“Reyna, can you hear me?” Doc asks.
She nods. “What is—” And then it must all come rushing back because she tries to shoot up off the couch. She groans, then presses a hand to her stomach as she lays back down. “My head. Why does my head hurt?”
“Easy,” he tells her. “Michael is going to help you to his truck and we’re going to take you to the hospital, okay?”
“I—no.” She looks at me, and the pain I caused her all those years ago slides over her expression, a protective mask she wears whenever I’m around. It guts me. “I need the police. I need to report what happened.”
Eliza smiles at her. “Sheriff Vick is aware. He’s over at the school now and can come by the hospital to get your statement.”
Reyna relaxes slightly.
“Let’s get you to the hospital, okay?” Doc asks again. “You need some tests run to make sure there’s no other damage.”
She takes a deep breath and nods. “I want to ride with you and Patricia,” Reyna says. “Please?”
Doc looks back at me, a sympathetic smile on his face. I nod, even as it’s a dagger twisting in my heart. “That’s fine, honey. Let’s get you up.” He tries to help her to her feet, but she falls.
Without waiting for an invitation, I step forward and lift her into my arms.
“I can walk,” she says, but leans against my shoulder anyway.
“I know you can,” I say. “But with me here, you don’t need to.”
“Anything?” I ask as Lance and Elijah cross through the waiting room to where Eliza and I have been sitting for the past few hours.
Doc had a full workup run on Reyna, but so far I haven’t gotten any news. Not that I will. I’m not technically family, and God knows she won’t talk to me. My only hope is her parents, who thankfully don’t seem to hate me. They may not like me much, but that’s a far cry from hate.
Elijah shakes his head. “We got her phone, but her purse is gone.”
“Mugging?” I ask. Though that seems highly unlikely. The man had been trying to take her, not just her purse.
“It’s possible. But based on what you said and what the cameras showed, we’re not convinced.” Lance wraps an arm around his wife’s shoulders as Eliza leans against him.
“Camera footage give you anything?”
“We have the whole attack recorded,” Elijah says. “But his face was covered, and he disappeared from view before getting into whatever vehicle he drove.”
I recall him trying to drag her to her car. “I believe he was on foot. He’d been planning on taking her in her car.”
“But why Reyna?” Elijah asks.
“Hey!” Andie, Elijah’s fiancée, comes rushing off the elevator with a tray full of coffees. She hands them out, starting with Elijah and ending with me. “From Lilly,” she says with a tight smile. “How’s our girl?” Since Andie grew up here, she’s known Reyna for quite some time. Though it wasn’t until they started their monthly women’s night out dinners with the church that they really started getting to know each other.
“I don’t?—”
I’m cut off when the doors open and Reyna’s father walks out. Henry looks beyond exhausted as he steps into the waiting room, baseball cap in hand. His greying hair is disheveled, and I know it’s likely because he’s been running his hands through it.
“How is she?” I ask.
“She’s okay. Concussion, some scrapes and bruises, but—” His bottom lip quivers. “It could have been so much worse. I—” His expression falls and his shoulders shake.

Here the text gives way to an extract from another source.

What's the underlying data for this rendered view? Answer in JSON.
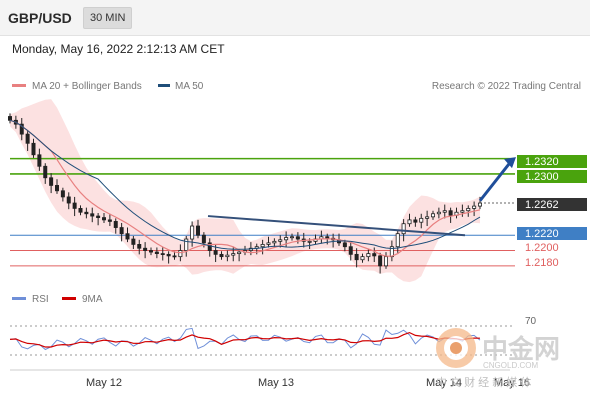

Eliza wraps her arms around him, and he hugs her back, holding on as he cries over the daughter he’d nearly lost tonight. “She’s okay,” she tells him.
“I know. Thank God, I know that.” After a few minutes, he straightens and crosses toward me. He holds out his hand, and I take it. "You saved my baby tonight, Anderson. You saved my little girl. And regardless of what’s happened in the past, you have my endless respect and gratitude.”
I don’t even get the chance to respond before the elevator doors open again. Reyna’s brother, a man who has made his dislike of me no secret, looks beyond stressed—and then he sees me and his expression turns murderous.
“What are you doing here?” he demands, charging toward me. He’s ready to knock my teeth in, has been since the day he tracked me down at an Army base in Georgia three months after I got out of basic training.